Cerca de 200 turistas argentinos continúan varados en Israel debido al cierre del espacio aéreo, dispuesto ante la amenaza de nuevos ataques con misiles provenientes de Irán. La medida se mantiene en vigor mientras la población se mantiene en alerta y busca refugio cada vez que suenan las sirenas.
Desde el inicio de la escalada bélica, el territorio israelí recibió aproximadamente 650 proyectiles. La intensidad del conflicto obliga a ciudadanos y residentes a trasladarse rápidamente a refugios antibombas, incluso durante la noche, por la frecuencia de las alarmas.

El embajador argentino en Israel, Axel Wahnish, aseguró que la prioridad de la representación diplomática es asistir a los ciudadanos varados y mantenerlos en zonas seguras.
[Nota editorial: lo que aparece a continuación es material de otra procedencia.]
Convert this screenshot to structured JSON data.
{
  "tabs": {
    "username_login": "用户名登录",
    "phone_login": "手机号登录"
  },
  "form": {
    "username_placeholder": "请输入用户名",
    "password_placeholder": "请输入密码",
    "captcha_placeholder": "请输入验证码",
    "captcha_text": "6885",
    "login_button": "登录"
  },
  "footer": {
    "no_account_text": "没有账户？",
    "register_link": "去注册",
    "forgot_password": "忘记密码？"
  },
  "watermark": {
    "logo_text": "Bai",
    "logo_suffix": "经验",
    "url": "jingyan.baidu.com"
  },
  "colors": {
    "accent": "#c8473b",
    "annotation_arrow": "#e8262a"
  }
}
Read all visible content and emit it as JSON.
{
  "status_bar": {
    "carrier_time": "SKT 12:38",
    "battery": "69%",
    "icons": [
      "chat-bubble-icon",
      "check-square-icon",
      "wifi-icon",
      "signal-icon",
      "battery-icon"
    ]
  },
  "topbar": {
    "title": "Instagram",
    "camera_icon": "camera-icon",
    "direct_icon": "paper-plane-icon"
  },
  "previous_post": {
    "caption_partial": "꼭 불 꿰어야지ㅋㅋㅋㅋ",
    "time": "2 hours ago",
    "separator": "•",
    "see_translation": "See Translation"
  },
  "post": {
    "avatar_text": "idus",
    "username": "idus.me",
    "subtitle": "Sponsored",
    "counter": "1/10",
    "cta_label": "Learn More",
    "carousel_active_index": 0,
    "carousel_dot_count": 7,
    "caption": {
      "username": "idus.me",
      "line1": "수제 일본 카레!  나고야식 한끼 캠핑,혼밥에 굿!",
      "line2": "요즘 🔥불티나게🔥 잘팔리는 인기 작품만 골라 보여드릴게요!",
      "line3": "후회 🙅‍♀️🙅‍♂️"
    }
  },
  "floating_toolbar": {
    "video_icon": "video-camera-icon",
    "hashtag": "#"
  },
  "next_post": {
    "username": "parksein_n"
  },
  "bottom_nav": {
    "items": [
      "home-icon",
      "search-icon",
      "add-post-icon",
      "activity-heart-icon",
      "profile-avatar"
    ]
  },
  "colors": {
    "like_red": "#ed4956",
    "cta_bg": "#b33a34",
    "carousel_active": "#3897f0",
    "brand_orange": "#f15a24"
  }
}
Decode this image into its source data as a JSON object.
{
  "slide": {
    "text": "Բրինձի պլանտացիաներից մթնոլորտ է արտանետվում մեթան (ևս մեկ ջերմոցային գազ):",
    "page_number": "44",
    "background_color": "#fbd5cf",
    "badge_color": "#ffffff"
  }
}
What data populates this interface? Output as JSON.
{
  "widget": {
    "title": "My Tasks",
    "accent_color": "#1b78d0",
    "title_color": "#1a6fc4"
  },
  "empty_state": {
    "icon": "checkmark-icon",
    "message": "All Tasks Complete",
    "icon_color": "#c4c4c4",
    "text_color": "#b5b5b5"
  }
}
Mientras tanto, algunos extranjeros intentan salir por tierra hacia Egipto para volar desde allí, un trayecto de unas cuatro horas que no cuenta con respaldo oficial debido al riesgo de bombardeos.
Wahnish detalló la magnitud del armamento utilizado: misiles de entre 14 y 19 metros de largo, con cargas explosivas de entre 600 y 1.100 kilos, muy por encima del atentado de la AMIA en Buenos Aires, donde se emplearon 275 kilos de explosivos.
Consultado sobre el viaje del presidente Javier Milei, previsto para el 20 de abril, el embajador evitó anticipar definiciones y expresó su esperanza de que para esa fecha la situación bélica haya disminuido y la tensión sea menor.